MEDITATION FOR NEW MUMS

To be totally honest with you in the first few weeks after giving birth I didn’t really feel like moving much. Having had a very long labour and an emergency c-section I felt absolutely exhausted - walking was my go exercise to to get little Freddie asleep and to get out in the fresh air but I missed the peace of mind that my yoga practise ha given me on the mat. In those first fews weeks I turned to meditation as my form of relaxation and emotional support and it has since become a bigger part of my regular yoga practise. Being a parent brings with it lots of worry and it’s very easy to worry about things that don’t really matter! For me, no longer was my yoga practise about how to get into a headstand but it was about finding tools to support my wellbeing through the first few weeks of being a mum and the emotional rollercoaster that comes with it.

That’s why I have ensured that there are meditations and guided relaxations designed especially for mums in our Bump. + Beyond wellness series on The Online Studio. What’s more I realise that as a new mum your time is at a premium so all the meditations are less than 10 minutes long.

Read on below to discover the benefit of meditation and my top tips on getting started as a new mum.

Benefits of meditating as a new mum:

  • Reduces stress and anxiety

  • Lowers heart rate and blood pressure

  • Improves sleep quality (which we all know is key as a new mamma!)

  • Connects you with your every changing body

  • Enhances immunity

  • Reduces worries and fears as a new parent

As a new mum all of these things become even more important as you look after this new little life in front of you. The more I took 5-10 minutes a day to breathe, close my eyes and listen to a meditation the more I could focus on what was important and worry less. Connecting back to myself, my body, my mind and relaxing for those few moments are invaluable and it’s a practise that I’ve kept up 6 months into motherhood too.

And for those who are maybe new to meditating, here are a few of my top tips:

  1. Start small. The most effective meditation practice is one that’s done consistently, so start with meditations that are short that you can do often. As a new mum I know you don’t have much time spare but even 5 mins whilst baby naps will change your outlook and mindset.

  2. Expect your mind to wander. Meditation isn’t actually about emptying your mind of thoughts.
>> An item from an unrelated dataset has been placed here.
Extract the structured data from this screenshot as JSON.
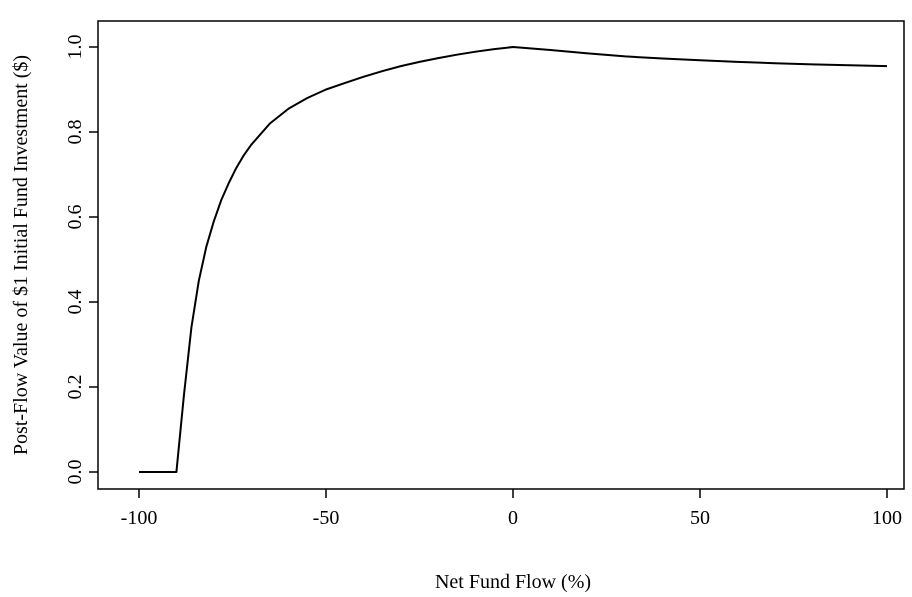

Each time your mind wanders off know that it’s ok, simply notice it and then return your awareness to your breath and your practise.

  3. Listen to a guided meditation. Meditating without guidance can be very difficult. We have so many amazing guided meditations and relaxations available on The Online Studio, so why not start by listening to one of those and following the guidance of your teacher (me!). My personal favourites include the Connect to Your New Mamma Self and the Meditation for Sleep (good for getting back to sleep after those midnight, 1am, 2am, 3am feeds!)

  4. Practise Compassion. Starting something new isn’t easy, especially when you’ve just given birth so be sure to practice compassion, kindness and patience with yourself as you learn to meditate.